И Всемил, и Иван перекрестились. В мешке уж давно никто не шевелился.

– Типун тебе на язык да чирий во весь бок! – сплюнул Иван. – Ты, Всемил, добротою моею шибко не пользуйся. Чай, на пол-аршина выше тебя буду, и в обиду себя не дам. Ежели твоя правда, и баба та, что в лесу сидит, мор скотине устроила, пойдем с вилами. А коли хворь та иная какая будет, негоже грех на душу брать. Разобраться надобно.

– Вот как выродков схоронишь, так и разбирайся, – ответил Всемил, – я давеча коровку свою закапывал… Насилу с Филиппом моим яму выкопали. Хавронья плакала, причитала, но на мясо резать скотину я не дал. Одному Богу да той ведьме ведомо, что за хворь нашу Машку сгубила. И кутят твоих…
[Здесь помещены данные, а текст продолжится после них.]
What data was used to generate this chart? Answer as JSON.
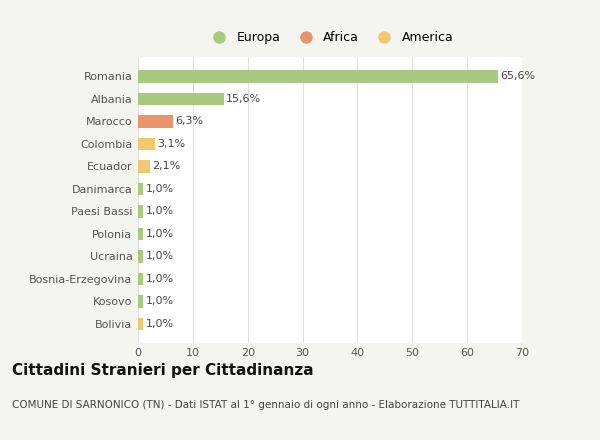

Копал Ваня да думу гадал: неужто и впрямь ведьма хворь напустила на скотину? Да в толк он никак взять не мог, какой с того ведьме прок?

– Из вредности, на зло людям честным, православным крестьянам! Чертовка! – выкрикнула одна бабка на вопрос Ивана, который теперь он озвучил на сходе.

– Она дияволу душу продала, вот и не может видеть, как под Богом живем, – кто-то добавил.

– А как же девка? У ведьмы же дочка имеется? – продолжал спорить люд.

Иван больше в разговор не встревал, лишь спокойно держал на могучей руке зареванную дочурку, которая нашла шестого кутенка мертвым, да женушку свою молодую другой рукою обнимал, а у той сынишка мелкий на руках сладко посапывал.

– Свинья козу не родит! – сказал Всемил. – Ежели мамка – ведьма, то неужто отродье у нее иным будет? Скажи мне, люд православный? Никак от беса девка та!

Хавронья молчала. Что думала, сказать боялась, а не прийти – значит не поддержать мужика своего. Негоже жене в стороне стоять. Да только помнила она, как со Всемилом своим три года прожила, а родить все не могла. И смешки ходили, и подозрения всякие. А потом она все-таки решилась в лес к ведьме отправиться. Да только ведьма та на ведьму и не походила вовсе: была то такая же молодая баба, как и сама Хавронья, не старше годов двадцати пяти, к тому же у самой чародейки дочка имелась – было девочке тогда всего один годок от роду. Маленькая, чернявая, веселая такая. С ходу к Хавронье на руки пошла. И собачонка тогда жила у ведуньи, и козочки с курочками имелись, и не хворал никто. А как воротилась Хавронья, так аккурат через девять месяцев Филиппа своего первенца и родила. И после за тринадцать лет еще пятерых. Оттого Хавронья и молчала на вече.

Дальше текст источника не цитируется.